Have decided to post this as people on this site may be looking through information and reading posts to try and understand how they are feeling (I know I did) For years and years I just felt I was just suffering from depression for no reason and that I was weak and it was "my fault" that I was like this. It was then suggested that I had borderline personality as the depression and suicidal feelings and the feeling of "just not being enough" went on and on.
I do not believe I have borderline personality. I believe I am the victim of someone with narcissistic personality and that is different. There is not much mention of narcissism on the site ,but I certainly believe that in my case that my false beliefs about myself, in fact the whole of the way I feel (or don't feel) and think and behave can be explained almost in one by reading up about narcissism and the effects that this can have on children.
I understand that everyone on here is different and I am not suggesting for one minute that this will "fit" everyone's situation, but it does fit mine and it has taken me a very long time to fully believe it; so if you're wondering "am I weak" "why do I sometimes feel that there is not enough of me?" " why do I sometimes feel like I don't exist?" " I am bad" "I am wrong" " I am a big mistake and damned" "I am trapped; I can't get out of who I am and its bad" "I upset people"
Or if you are constantly monitoring how other people feel and are acutely tuned into how they feel but not tuned into how you yourself feel. Or you are constantly afraid of "upsetting" people just by making a remark, get confused and feel guilty if you talk to someone that person knows and they don't know about it; like you will really be punished. Or sometimes feel you go out of your way to help them because the narcissistic parent is desperate and then when they are ok again they minimize the whole thing and completely dismiss you; you just feel confused like its all within you and they've done nothing, but they have; they have manipulated you.
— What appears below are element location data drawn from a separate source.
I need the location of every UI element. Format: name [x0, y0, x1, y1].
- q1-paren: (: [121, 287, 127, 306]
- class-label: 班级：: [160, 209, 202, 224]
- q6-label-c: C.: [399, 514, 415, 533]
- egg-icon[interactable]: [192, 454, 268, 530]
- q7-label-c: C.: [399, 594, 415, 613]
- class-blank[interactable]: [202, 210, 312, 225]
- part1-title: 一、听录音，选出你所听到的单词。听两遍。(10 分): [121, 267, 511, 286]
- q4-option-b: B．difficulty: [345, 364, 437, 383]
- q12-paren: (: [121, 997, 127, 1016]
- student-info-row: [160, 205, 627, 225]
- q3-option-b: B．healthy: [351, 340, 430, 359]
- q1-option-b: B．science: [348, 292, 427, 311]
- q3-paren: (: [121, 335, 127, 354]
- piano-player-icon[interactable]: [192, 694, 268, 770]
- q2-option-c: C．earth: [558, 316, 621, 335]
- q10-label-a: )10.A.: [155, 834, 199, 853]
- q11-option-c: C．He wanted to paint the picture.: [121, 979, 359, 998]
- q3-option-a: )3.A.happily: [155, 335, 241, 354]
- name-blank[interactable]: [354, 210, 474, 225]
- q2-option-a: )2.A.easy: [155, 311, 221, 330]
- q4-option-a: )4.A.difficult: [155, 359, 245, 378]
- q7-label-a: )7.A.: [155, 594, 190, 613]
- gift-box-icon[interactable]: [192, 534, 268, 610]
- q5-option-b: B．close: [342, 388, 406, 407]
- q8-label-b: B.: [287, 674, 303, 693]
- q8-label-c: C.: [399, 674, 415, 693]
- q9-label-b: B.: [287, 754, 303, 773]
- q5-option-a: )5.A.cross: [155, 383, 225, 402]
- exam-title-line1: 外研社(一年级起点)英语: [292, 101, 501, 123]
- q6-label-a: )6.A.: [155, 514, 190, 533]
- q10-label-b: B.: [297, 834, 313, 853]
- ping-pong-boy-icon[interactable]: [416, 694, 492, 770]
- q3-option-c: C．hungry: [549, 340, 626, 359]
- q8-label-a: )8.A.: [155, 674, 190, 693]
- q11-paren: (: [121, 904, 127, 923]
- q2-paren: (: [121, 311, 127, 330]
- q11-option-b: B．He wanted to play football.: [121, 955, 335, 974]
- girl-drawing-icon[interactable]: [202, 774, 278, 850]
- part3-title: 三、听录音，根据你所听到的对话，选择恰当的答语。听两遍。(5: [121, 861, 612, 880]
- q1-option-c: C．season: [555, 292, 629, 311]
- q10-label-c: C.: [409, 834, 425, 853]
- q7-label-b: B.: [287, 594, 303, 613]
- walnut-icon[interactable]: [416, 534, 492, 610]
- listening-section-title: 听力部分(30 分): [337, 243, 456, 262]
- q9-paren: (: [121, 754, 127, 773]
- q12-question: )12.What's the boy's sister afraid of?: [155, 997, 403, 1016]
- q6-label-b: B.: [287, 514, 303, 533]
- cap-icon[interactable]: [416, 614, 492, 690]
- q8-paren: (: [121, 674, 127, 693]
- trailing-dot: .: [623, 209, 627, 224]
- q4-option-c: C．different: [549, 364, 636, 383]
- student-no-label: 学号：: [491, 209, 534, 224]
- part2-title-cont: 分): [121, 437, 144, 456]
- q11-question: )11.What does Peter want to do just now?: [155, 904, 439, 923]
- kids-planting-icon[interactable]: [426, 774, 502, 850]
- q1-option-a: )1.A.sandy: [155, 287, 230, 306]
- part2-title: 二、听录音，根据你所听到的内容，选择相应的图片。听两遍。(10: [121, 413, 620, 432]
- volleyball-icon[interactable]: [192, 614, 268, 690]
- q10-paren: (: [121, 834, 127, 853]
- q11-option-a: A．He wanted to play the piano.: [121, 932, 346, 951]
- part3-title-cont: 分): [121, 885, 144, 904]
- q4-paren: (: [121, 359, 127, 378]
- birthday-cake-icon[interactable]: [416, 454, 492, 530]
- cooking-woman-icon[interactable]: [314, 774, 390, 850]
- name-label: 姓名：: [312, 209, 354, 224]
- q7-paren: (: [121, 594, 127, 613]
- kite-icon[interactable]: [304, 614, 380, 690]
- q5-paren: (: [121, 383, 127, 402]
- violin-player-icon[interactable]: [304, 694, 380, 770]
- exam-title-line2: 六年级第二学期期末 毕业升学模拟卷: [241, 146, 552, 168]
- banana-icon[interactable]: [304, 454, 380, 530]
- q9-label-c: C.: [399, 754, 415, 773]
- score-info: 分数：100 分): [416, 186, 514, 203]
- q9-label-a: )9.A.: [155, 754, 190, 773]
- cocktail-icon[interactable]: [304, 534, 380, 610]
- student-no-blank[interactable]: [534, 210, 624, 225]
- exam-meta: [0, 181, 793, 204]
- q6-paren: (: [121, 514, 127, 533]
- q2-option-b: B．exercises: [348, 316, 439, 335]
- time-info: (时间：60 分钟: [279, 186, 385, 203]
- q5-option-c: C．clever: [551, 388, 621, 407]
Point I want to make is that some "depression" may be the result of things like this. When we realise what it is it can help. I looked up about the "compliant response" to a narcissistic parent and it completely fits. The feeling of "not being enough" is true in that they never allowed you to be yourself and that you parented them when you needed parenting. (it is called parentification) However "not being enough" is not a fault but an indicator for taking action to help yourself.
I am starting to believe that I am nice and not bad. (I was never bad) I will continue to be nice but will set boundaries with some people who take advantage of that. A lot of people comment that I "keep things in" or am "very self controlled". I believe I have learned to do this and learned to minimize everything, learned not to overshadow or provoke rage (the slightest thing can provoke rage). I realise that this was just the situation at the time and I can start to be more myself with other people and take more risks.
Reason why I am posting. If you are depressed and have been depressed for a long time is it possible that a parent you think you admire and is strong is actually damaging you in some way? It may not be deliberate on their part. They can't help it; they have a personality disorder which means they don't see you as an individual which is why you don't feel like an individual as they've never allowed you to develop. We feel we are bad for being normal and having normal needs. Is it really you??????